Over the company’s short life span it saw meteoric growth, according to Crain’s. After launching in their parent’s kitchen in 2012, the startup moved to its first commercial space in April 2013. By 2014 the co-founders secured partners that helped in commercialization, and RXBAR hired employees that enabled them to stop making their bars by hand. That year the startup was already producing 1.5 million protein bars. By last year a redesign of their packaging sparked a surge in sales, driving the company to see sales of 120 million bars and revenue of $100 million.
“The RXBAR team has built an incredible business, with impressive growth and profitability. Our focus will be on helping to drive the brand’s continued growth,” said Kellogg North America President Paul Norman. “We’re excited to welcome the RXBAR team to Kellogg.”
A Break from Breakfast Cereal
For about 10 years breakfast cereals have been losing market share as consumers raise concerns about their nutritional content and lack of convenience, opting instead for higher protein choices like yogurt or breakfast bars. And although 90 percent of American households still buy cereal and sales topped $8.75 billion in 2015, this number was down from sales of $9.6 billion in 2012 according to data from Nielsen. Sales of hot cereals have also been declining, with combined sales of hot and cold cereals expected to be $10.6 billion last year – 17 percent lower than sales in 2009 of $12.7 billion according to IBIS World.
“The cereal category has undoubtedly had a challenging few years,” Craig Bahner, president of U.S. morning foods at Kellogg Co., told the LA Times.

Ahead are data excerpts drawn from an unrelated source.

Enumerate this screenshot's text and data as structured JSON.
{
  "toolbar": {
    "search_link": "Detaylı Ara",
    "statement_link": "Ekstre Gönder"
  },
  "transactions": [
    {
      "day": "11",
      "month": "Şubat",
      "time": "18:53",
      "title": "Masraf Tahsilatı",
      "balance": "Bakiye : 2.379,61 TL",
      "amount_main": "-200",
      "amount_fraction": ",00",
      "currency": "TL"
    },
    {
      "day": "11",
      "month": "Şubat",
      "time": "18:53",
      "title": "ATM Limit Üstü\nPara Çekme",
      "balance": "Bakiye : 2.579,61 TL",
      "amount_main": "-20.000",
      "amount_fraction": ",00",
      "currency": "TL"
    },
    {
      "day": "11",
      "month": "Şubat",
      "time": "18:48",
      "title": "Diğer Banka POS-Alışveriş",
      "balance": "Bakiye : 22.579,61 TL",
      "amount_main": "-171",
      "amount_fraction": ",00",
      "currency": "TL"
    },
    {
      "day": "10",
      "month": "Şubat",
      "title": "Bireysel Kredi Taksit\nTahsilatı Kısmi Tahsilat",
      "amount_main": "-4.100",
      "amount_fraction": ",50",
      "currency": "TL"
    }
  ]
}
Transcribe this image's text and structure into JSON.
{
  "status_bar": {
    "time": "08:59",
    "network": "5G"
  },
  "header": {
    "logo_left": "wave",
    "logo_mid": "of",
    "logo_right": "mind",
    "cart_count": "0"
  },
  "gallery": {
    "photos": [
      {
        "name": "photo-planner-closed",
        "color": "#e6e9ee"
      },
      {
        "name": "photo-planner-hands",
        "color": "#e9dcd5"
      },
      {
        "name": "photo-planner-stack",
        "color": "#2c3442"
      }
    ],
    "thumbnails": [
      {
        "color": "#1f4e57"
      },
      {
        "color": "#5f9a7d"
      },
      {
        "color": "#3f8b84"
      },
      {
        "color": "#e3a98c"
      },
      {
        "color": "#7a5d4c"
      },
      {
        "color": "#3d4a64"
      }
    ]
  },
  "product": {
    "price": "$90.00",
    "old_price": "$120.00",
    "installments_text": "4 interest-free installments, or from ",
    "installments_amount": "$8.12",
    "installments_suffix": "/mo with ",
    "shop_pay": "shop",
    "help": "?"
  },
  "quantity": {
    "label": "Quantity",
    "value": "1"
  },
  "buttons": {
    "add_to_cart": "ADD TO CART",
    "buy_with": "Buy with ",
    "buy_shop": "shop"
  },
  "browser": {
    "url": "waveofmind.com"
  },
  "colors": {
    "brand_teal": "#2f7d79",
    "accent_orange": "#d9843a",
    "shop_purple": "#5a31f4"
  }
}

Like many of the largest CPG companies, such as General Mills and Campbell’s, Kellogg has also turned to a strategy employing venture capital to bring innovative, reactive, and flexible food startups under its wing. Last year the company launched eighteen94 – its venture capital arm that plans to invest up to $100 million (sourced from Kellogg’s corporate balance sheet) through commitments of between $1 million and $3 million in Series A and B rounds.
“The rate of innovation across our industry has picked up dramatically. Things are changing quickly, and investing is a great way to get a sense of what’s going to be important in the future,” Simon Burton, managing director of eighteen94, told Tech Crunch last year.
The VC’s first investment was made in January of this year when it took the lead in a $4.25 million Series A for Kuli Kuli – a manufacturer and distributor of moringa-based bars, powders, and energy shots. Additional investors in the round include S2G Ventures and InvestEco. This was followed by the fund leading a $2 million seed round for innovative plant-based smoothie company Bright Greens in June of this year that also included Blu Venture Investors and CircleUp.
RXBAR, which now counts 75 employees, will remain based in Chicago after the deal closing, and will continue to operate as a stand alone business. However, it will have Kellogg’s network and scale behind it to drive future growth.
“Access to distribution and R&D resources are two key factors, but Kellogg really helps us address time,” Rahal told FoodNavigator-USA. “Meaning they’ll help us scale more quickly than we could on our own. They’ll also support our in-store execution and provide global reach. Everything will be faster with them, without losing the quality we’ve established.”